Kendisini tükenmiş hisseden, odaklanma sorunu yaşayan, yapması gereken işleri yapmaktan kaçınan ve yeni sorumluluklar almaktan çekinen mutsuz ve bıkkın hisseden kişilerin mutlaka bu sorunu ciddiye almaları gerekiyor. Fiziksel yorgunluk bir süre dinlenmekle geçer, ancak mental yorgunluk dinlemeyle geçmez. Aksine zihni başka şeylerle meşgul etmek, yeniliklere açık olmak, mutlaka farklı uğraşlar edinmek gerekiyor. Başarı odaklı yaşayan toplumumuzda bu tür sorunların görülmesi normal ancak bireysel olarak başarı kavramını yeniden tanımlamak daha doğru olur. Başarı zafer demek değildir.
Kazanmak başarıya eş değildir ve başarısızlık kaybetmek demek değildir. Kazandığınızı sandığını durumda, o kazanç karşılığı nelerden vazgeçtiğiniz ya da neleri feda ettiğiniz önemlidir. Kazanmak uğruna kaybettikleriniz kazandıklarınızı geçiyorsa ortada başarı yoktur.
Kazanmak iyi hissettirmelidir. Kazanmama ihtimali her durumda her zaman geçerlidir ve bu ihtimali düşündüğünüzde endişeye kapılıyorsanız, stres yaşıyorsanız, kendinizi kapana kısılmış gibi hissediyor ve kazanmaktan başka seçeneğiniz olmadığını düşünüyorsanız yaşadığınız tam olarak Mental Yorgunluktur.

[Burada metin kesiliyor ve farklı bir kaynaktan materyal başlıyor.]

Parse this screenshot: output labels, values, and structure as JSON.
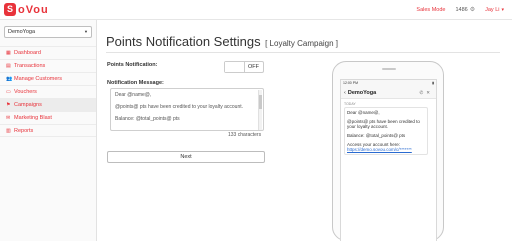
{
  "brand": {
    "logo_mark": "S",
    "name": "oVou"
  },
  "topbar": {
    "sales_mode": "Sales Mode",
    "points": "1486",
    "user": "Jay Li"
  },
  "sidebar": {
    "store": "DemoYoga",
    "items": [
      {
        "label": "Dashboard",
        "icon": "dashboard-icon",
        "glyph": "▦"
      },
      {
        "label": "Transactions",
        "icon": "transactions-icon",
        "glyph": "▤"
      },
      {
        "label": "Manage Customers",
        "icon": "customers-icon",
        "glyph": "👥"
      },
      {
        "label": "Vouchers",
        "icon": "voucher-icon",
        "glyph": "▭"
      },
      {
        "label": "Campaigns",
        "icon": "campaign-flag-icon",
        "glyph": "⚑"
      },
      {
        "label": "Marketing Blast",
        "icon": "blast-icon",
        "glyph": "✉"
      },
      {
        "label": "Reports",
        "icon": "report-icon",
        "glyph": "▥"
      }
    ]
  },
  "page": {
    "title": "Points Notification Settings",
    "subtitle": "[ Loyalty Campaign ]",
    "points_notification_label": "Points Notification:",
    "toggle_state": "OFF",
    "message_label": "Notification Message:",
    "message_lines": [
      "Dear @name@,",
      "@points@ pts have been credited to your loyalty account.",
      "Balance: @total_points@ pts"
    ],
    "char_count": "133 characters",
    "next_button": "Next"
  },
  "phone_preview": {
    "time": "12:00 PM",
    "chat_title": "DemoYoga",
    "today": "TODAY",
    "bubble": [
      "Dear @name@,",
      "@points@ pts have been credited to your loyalty account.",
      "Balance: @total_points@ pts",
      "Access your account here:"
    ],
    "link": "https://demo.sovou.com/c/*******"
  },
  "colors": {
    "accent": "#e8333b"
  }
}
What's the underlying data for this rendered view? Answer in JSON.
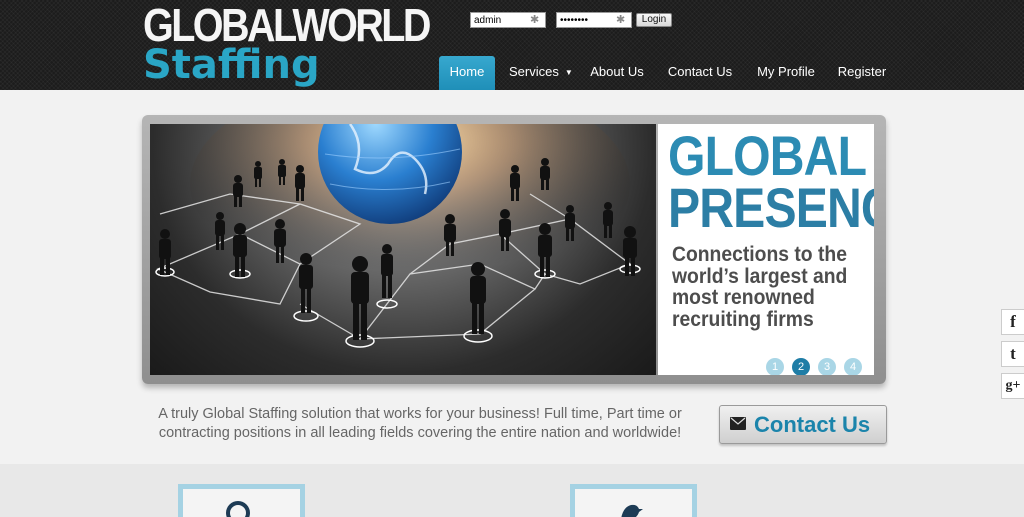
{
  "logo": {
    "line1": "GLOBALWORLD",
    "line2": "Staffing"
  },
  "login": {
    "username": "admin",
    "password": "••••••••",
    "button": "Login"
  },
  "nav": {
    "items": [
      {
        "label": "Home",
        "active": true
      },
      {
        "label": "Services",
        "caret": "▼"
      },
      {
        "label": "About Us"
      },
      {
        "label": "Contact Us"
      },
      {
        "label": "My Profile"
      },
      {
        "label": "Register"
      }
    ]
  },
  "slide": {
    "headline1": "GLOBAL",
    "headline2": "PRESENCE",
    "tagline": "Connections to the world’s largest and most renowned recruiting firms",
    "dots": [
      "1",
      "2",
      "3",
      "4"
    ],
    "active_dot": 2
  },
  "social": {
    "items": [
      "f",
      "t",
      "g+"
    ]
  },
  "intro": {
    "text": "A truly Global Staffing solution that works for your business! Full time, Part time or contracting positions in all leading fields covering the entire nation and worldwide!"
  },
  "cta": {
    "label": "Contact Us"
  },
  "colors": {
    "accent": "#2aa6c6",
    "header": "#1c1c1c",
    "headline": "#2c8bb3",
    "dot": "#a9d6e6",
    "dot_active": "#1f7da6"
  },
  "icons": {
    "cta": "envelope-icon",
    "feature1": "search-icon",
    "feature2": "bird-icon",
    "login_field": "keyboard-icon"
  }
}
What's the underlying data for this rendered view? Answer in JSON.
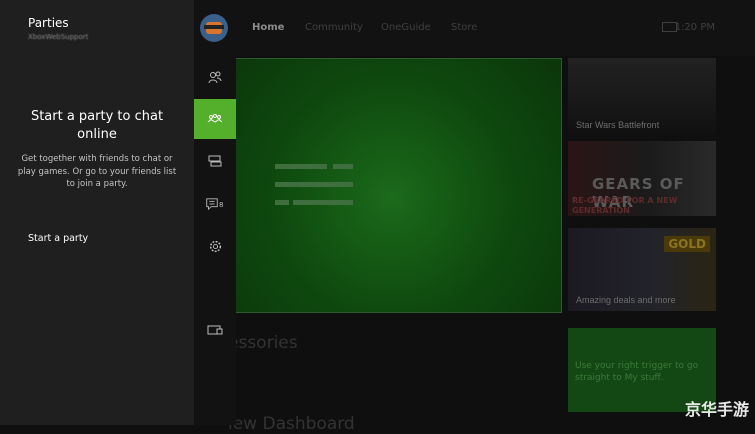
{
  "guide": {
    "title": "Parties",
    "gamertag": "XboxWebSupport",
    "heading": "Start a party to chat online",
    "description": "Get together with friends to chat or play games. Or go to your friends list to join a party.",
    "start_party_label": "Start a party"
  },
  "rail": {
    "items": [
      {
        "name": "friends-icon",
        "label": ""
      },
      {
        "name": "party-icon",
        "label": "",
        "active": true
      },
      {
        "name": "messages-icon",
        "label": ""
      },
      {
        "name": "notifications-icon",
        "label": "8"
      },
      {
        "name": "settings-icon",
        "label": ""
      },
      {
        "name": "snap-icon",
        "label": ""
      }
    ]
  },
  "dashboard": {
    "tabs": [
      "Home",
      "Community",
      "OneGuide",
      "Store"
    ],
    "time": "1:20 PM",
    "tiles": {
      "starwars": "Star Wars Battlefront",
      "gears_title": "GEARS OF WAR",
      "gears_sub": "RE-GEARED FOR A NEW GENERATION",
      "gold_badge": "GOLD",
      "gold_label": "Amazing deals and more",
      "cta": "Use your right trigger to go straight to My stuff."
    },
    "bg_heading_1": "essories",
    "bg_heading_2": "iew Dashboard"
  },
  "watermark": "京华手游",
  "colors": {
    "accent": "#54b02b",
    "panel": "#1f1f1f",
    "rail": "#121212",
    "hero": "#0e480e"
  }
}
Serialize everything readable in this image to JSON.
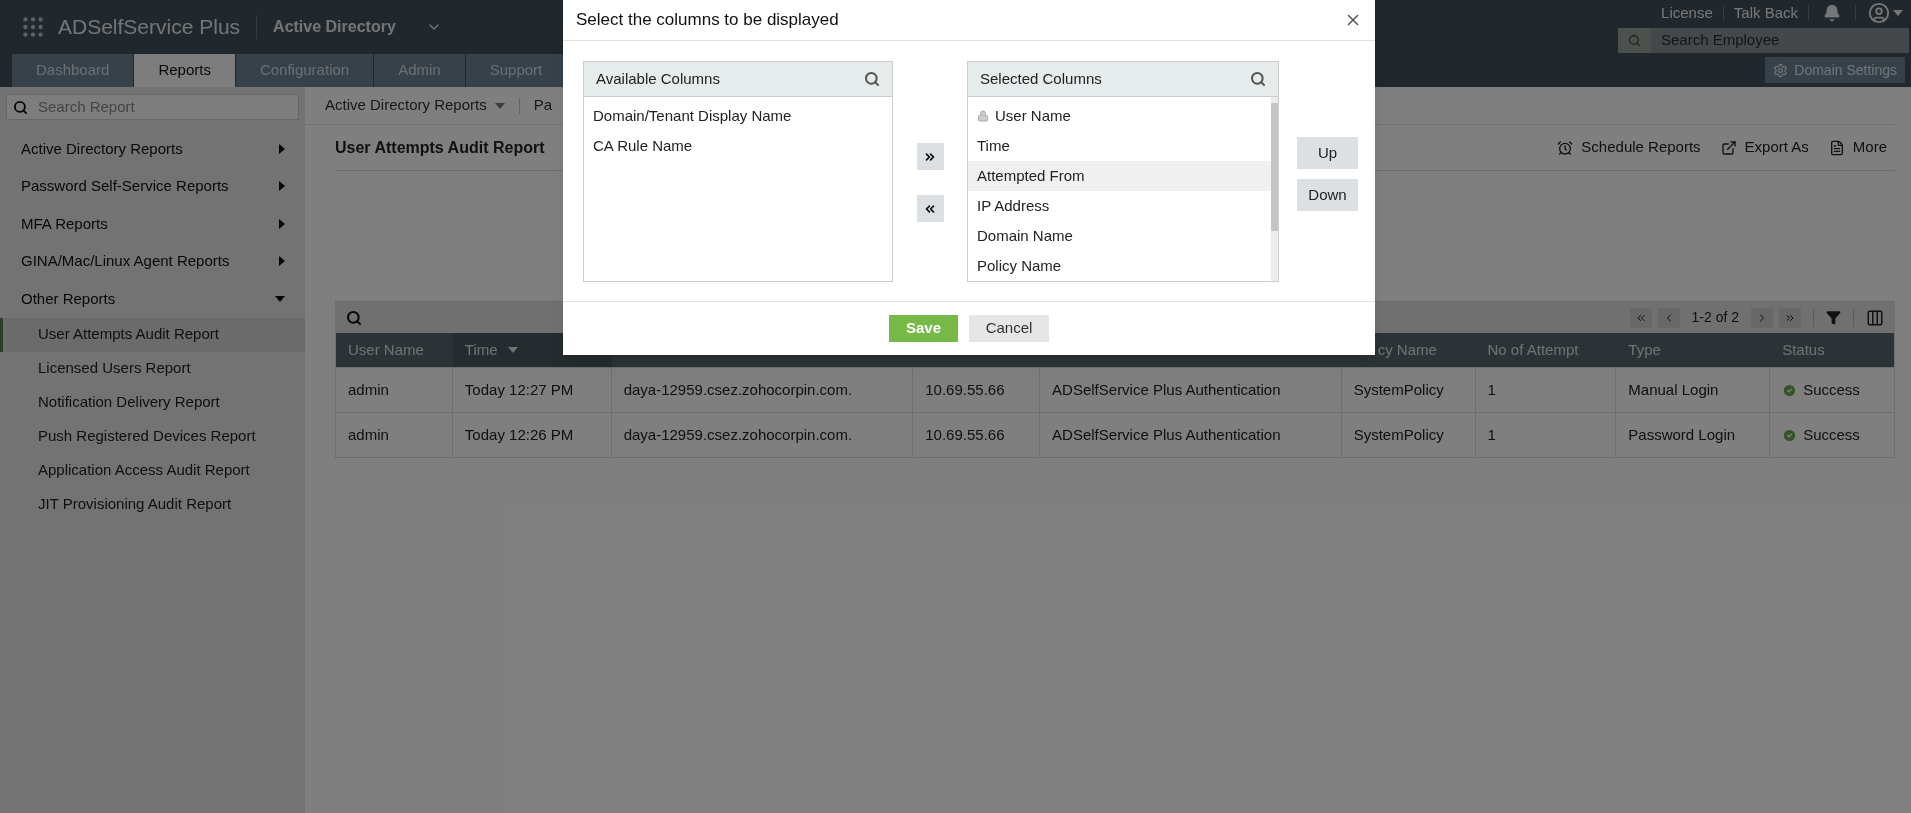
{
  "app": {
    "logo": "ADSelfService Plus",
    "product": "Active Directory"
  },
  "header_links": [
    {
      "label": "License"
    },
    {
      "label": "Talk Back"
    }
  ],
  "nav_tabs": [
    {
      "label": "Dashboard",
      "selected": false
    },
    {
      "label": "Reports",
      "selected": true
    },
    {
      "label": "Configuration",
      "selected": false
    },
    {
      "label": "Admin",
      "selected": false
    },
    {
      "label": "Support",
      "selected": false
    }
  ],
  "employee_search": {
    "placeholder": "Search Employee"
  },
  "domain_settings": "Domain Settings",
  "sidebar": {
    "search_placeholder": "Search Report",
    "categories": [
      {
        "label": "Active Directory Reports",
        "expanded": false
      },
      {
        "label": "Password Self-Service Reports",
        "expanded": false
      },
      {
        "label": "MFA Reports",
        "expanded": false
      },
      {
        "label": "GINA/Mac/Linux Agent Reports",
        "expanded": false
      },
      {
        "label": "Other Reports",
        "expanded": true,
        "children": [
          {
            "label": "User Attempts Audit Report",
            "selected": true
          },
          {
            "label": "Licensed Users Report",
            "selected": false
          },
          {
            "label": "Notification Delivery Report",
            "selected": false
          },
          {
            "label": "Push Registered Devices Report",
            "selected": false
          },
          {
            "label": "Application Access Audit Report",
            "selected": false
          },
          {
            "label": "JIT Provisioning Audit Report",
            "selected": false
          }
        ]
      }
    ]
  },
  "breadcrumb": [
    {
      "label": "Active Directory Reports",
      "dropdown": true
    },
    {
      "label": "Pa",
      "dropdown": false
    }
  ],
  "report": {
    "title": "User Attempts Audit Report",
    "actions": [
      {
        "kind": "schedule",
        "label": "Schedule Reports"
      },
      {
        "kind": "export",
        "label": "Export As"
      },
      {
        "kind": "more",
        "label": "More"
      }
    ]
  },
  "table": {
    "pagination": "1-2 of 2",
    "columns": [
      {
        "kind": "text",
        "label": "User Name",
        "sorted": false
      },
      {
        "kind": "text",
        "label": "Time",
        "sorted": true
      },
      {
        "kind": "covered"
      },
      {
        "kind": "covered"
      },
      {
        "kind": "covered"
      },
      {
        "kind": "text",
        "label": "cy Name",
        "sorted": false
      },
      {
        "kind": "text",
        "label": "No of Attempt",
        "sorted": false
      },
      {
        "kind": "text",
        "label": "Type",
        "sorted": false
      },
      {
        "kind": "text",
        "label": "Status",
        "sorted": false
      }
    ],
    "rows": [
      {
        "cells": [
          "admin",
          "Today 12:27 PM",
          "daya-12959.csez.zohocorpin.com.",
          "10.69.55.66",
          "ADSelfService Plus Authentication",
          "SystemPolicy",
          "1",
          "Manual Login",
          "Success"
        ],
        "kind": "success"
      },
      {
        "cells": [
          "admin",
          "Today 12:26 PM",
          "daya-12959.csez.zohocorpin.com.",
          "10.69.55.66",
          "ADSelfService Plus Authentication",
          "SystemPolicy",
          "1",
          "Password Login",
          "Success"
        ],
        "kind": "success"
      }
    ]
  },
  "dialog": {
    "title": "Select the columns to be displayed",
    "available": {
      "title": "Available Columns",
      "items": [
        {
          "label": "Domain/Tenant Display Name",
          "selected": false
        },
        {
          "label": "CA Rule Name",
          "selected": false
        }
      ]
    },
    "chosen": {
      "title": "Selected Columns",
      "items": [
        {
          "label": "User Name",
          "locked": true,
          "selected": false
        },
        {
          "label": "Time",
          "locked": false,
          "selected": false
        },
        {
          "label": "Attempted From",
          "locked": false,
          "selected": true
        },
        {
          "label": "IP Address",
          "locked": false,
          "selected": false
        },
        {
          "label": "Domain Name",
          "locked": false,
          "selected": false
        },
        {
          "label": "Policy Name",
          "locked": false,
          "selected": false
        }
      ]
    },
    "up": "Up",
    "down": "Down",
    "save": "Save",
    "cancel": "Cancel"
  }
}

Hayat kendi içinde kendi rekabet kurallarını getirir. Hayat bir oyunu kazanmak, bir yarışı kazanmak, bir sınavı geçmekten ibaret değildir. Hayat kendine güven kazanmak, beceri edinmek, eğitim almak, sağlıklı olmak, arkadaş kazanmakla daha çok ilgilidir. Sınırlı bir süreyi kapsaması gereken sınav veya yarışma gibi etkinlikleri tüm hayatı kapsayacak şekilde düşünürseniz ve hayatınıza yayarsanız beyninizin düşünce bütünlüğünü dinamitlersiniz. Bir stres faktörüyle asla sonsuza kadar yaşanmaz. Yaşamak için zorladığınızda beyniniz buna karşı koyar. Akışı durdur. Yükü reddeder ve doğrusunu yapar. Başka türlü kendisini korumaya alamaz. O nedenle yaşantılar içinde olup bitmesi, akıp gitmesi gerekenleri elinizde tutmaya çalışmayın.
Aşmakta zorlandığınız her durumda olduğu gibi mutlaka bir uzman desteği almak gerekebilir. Uygun terapi ve çalışmalarla aşılabilen bir sorundur. Öncelikle kişinin kendi katkısı ve düşünce kalıplarının yeniden düzenlenmesi ilk adımdır. Dünde olanlar için yapılacak bir şey yok. Yarın içinse milyonlarca seçenek ve yol var. Ancak seçimlerimizin ne olacağını ve yolun hangisi olacağını belirleyen tek gerçek ‘bugün’dür. Unutmayın bugünü yaşamazsanız yarının getireceklerinden de mutluluk bulamazsınız. Bugün sizden alacaklı kalır, siz bugüne borçlu olursunuz.